If you’re like most people, the idea of financially planning for a pandemic was not on your 2020 to-do list. Then COVID-19 hit — and brought with it a number of unexpected financial questions. Things like: what’s the best approach right now to handle financial stress? How can you manage the cost of unexpected expenses due to COVID-19?
In addition to these questions, you may also be dealing with things like job uncertainty, the threat of businesses closing, managing childcare and education while working and lack of financial wiggle room. It’s hardly surprising that financial stress has become an increasingly concerning issue. Fortunately, there are a number of strategies that can be used to manage your financial stress — particularly as we live through the COVID-19 pandemic.
Check Your Budget
If you’re anxious about your finances, it may be time to check your budget. Work through each line item in order to get a comprehensive view of your financial picture. It might make sense to consider how to lower your expenses, renegotiate what you’re paying or get rid of the second car that isn’t being driven.
Specifically, look at what has changed financially for you during COVID:
- Are you spending more on groceries even though you may be spending less on gas due to fewer excursions away from home?
- Does your budget now include new expenses related to working from home such as purchasing faster internet?
- Have you had to purchase electronics for your child to attend school?
- Are you saving on childcare but seem to be losing income due to having to care for your children during work hours?
Spend time examining your budget with a particular focus on identifying the new spending and saving trends that you may have experienced as a direct result of COVID. If you’re not already, make sure you’re signed up for online banking in order to better manage your budget.
A number of programs have been created recently to help you out during this time.

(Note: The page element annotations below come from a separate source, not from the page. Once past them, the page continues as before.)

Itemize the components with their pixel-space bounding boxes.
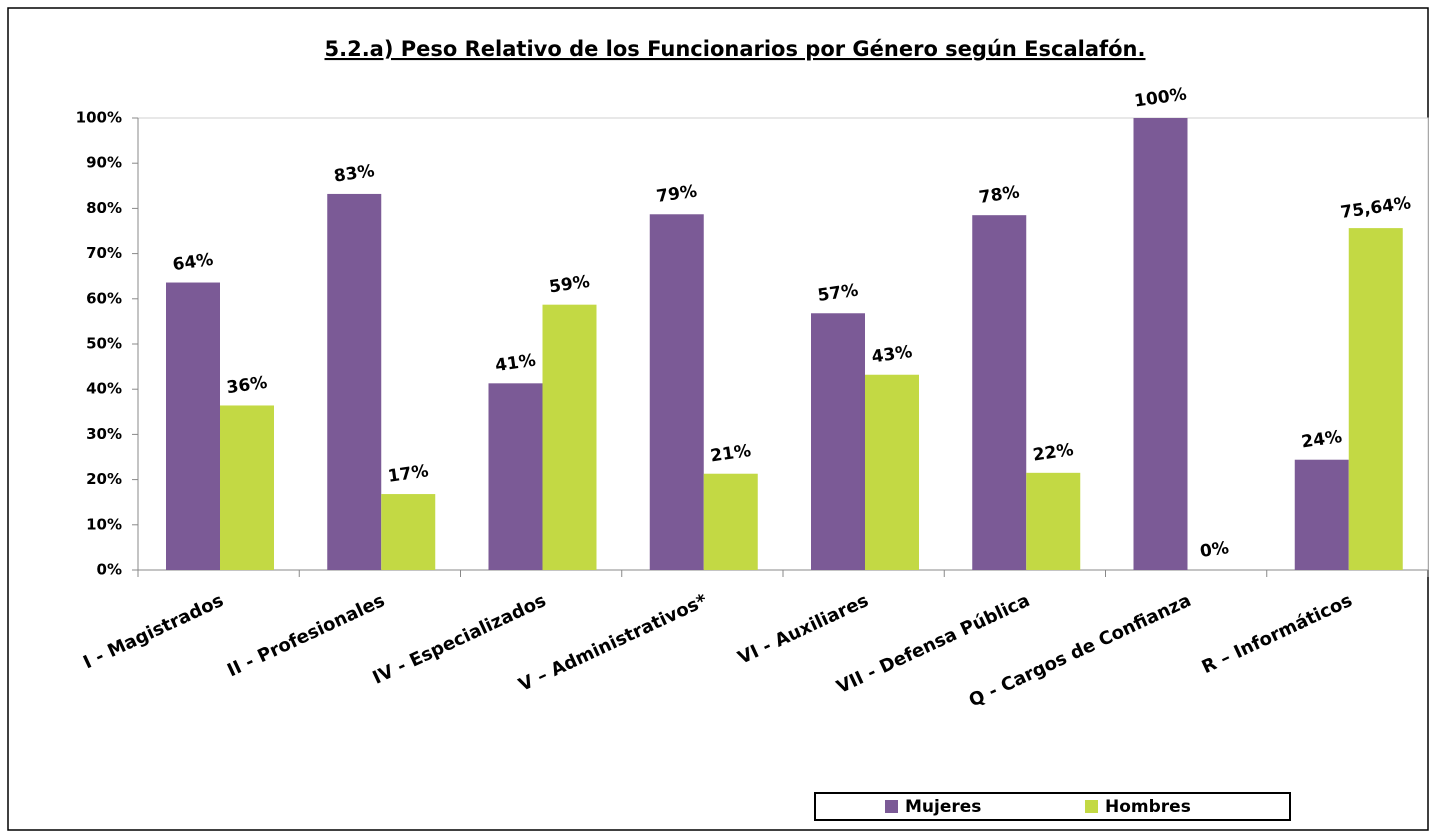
- legend-swatch: [1085, 800, 1098, 813]
- bar: [1026, 472, 1081, 570]
- y-tick-label: 90%: [86, 154, 122, 172]
- bar: [220, 405, 274, 570]
- chart-title: 5.2.a) Peso Relativo de los Funcionarios…: [325, 37, 1146, 61]
- bar: [542, 304, 597, 570]
- bar: [327, 193, 382, 570]
- bar: [166, 282, 220, 570]
- y-tick-label: 100%: [76, 109, 122, 127]
- legend-swatch: [885, 800, 898, 813]
- y-tick-label: 80%: [86, 199, 122, 217]
- y-tick-label: 0%: [97, 561, 122, 579]
- value-label: 0%: [1199, 538, 1230, 562]
- bar: [972, 215, 1027, 570]
- bar: [703, 473, 758, 570]
- bar: [1348, 228, 1403, 571]
- y-tick-label: 20%: [86, 470, 122, 488]
- y-tick-label: 60%: [86, 289, 122, 307]
- bar: [1294, 459, 1349, 570]
- y-tick-label: 30%: [86, 425, 122, 443]
- bar: [1133, 118, 1188, 570]
- legend-label: Mujeres: [905, 797, 981, 817]
- y-tick-label: 70%: [86, 244, 122, 262]
- bar: [811, 313, 865, 570]
- bar: [488, 383, 543, 570]
- y-tick-label: 40%: [86, 380, 122, 398]
- legend-label: Hombres: [1105, 797, 1191, 817]
- bar: [649, 214, 704, 570]
- y-tick-label: 10%: [86, 515, 122, 533]
- bar: [381, 494, 436, 570]
- bar: [865, 374, 919, 570]
- y-tick-label: 50%: [86, 335, 122, 353]
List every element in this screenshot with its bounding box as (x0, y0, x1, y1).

Because the situation is constantly changing, it may be a good idea to set aside an hour a week to focus on researching and finding any new resources that can help.
Those resources could include rental assistance, job assistance, the Small Business Administration, programs created by businesses serving industries ranging from technology to hospitality. These resources may help you stabilize your business or tap into training programs that can help you grow your skills and increase your salary.
Many consumers are considering personal loans as a way to connect with financing to simplify their financial situation. In fact, a personal loan through a trusted lender could be an effective way to pay off debt, free up cash or lower monthly payments for ongoing expenses.
Speak With Your Lenders
You can also get ahead of any financial situation you’re in by calling your creditors and communicating with them. Negotiate with the goal of being transparent about your current financial situation. If you’re still in a position to do so, the priority should be paying your bills in a timely fashion. However, if you know this won’t be possible, calling is a good place to start. You’ll want to be prepared before speaking with any of your creditors. Take some time to do your research and don’t make any promises you’ll be unable to keep. One conversation could go a long way in helping alleviate some of the stress you’re feeling.
You’re Not Alone
It can often seem like you’re the only person in the world who struggles with financial stress. You’re not. Fortunately, it’s easy to find supportive communities both online and in-person to lean on. Share stories, resources and community as you work through your financial stress. Focus on taking one small action a day to manage your stress. Learn how to continue to take consistent action in your daily life in order to yield healthier finances over time.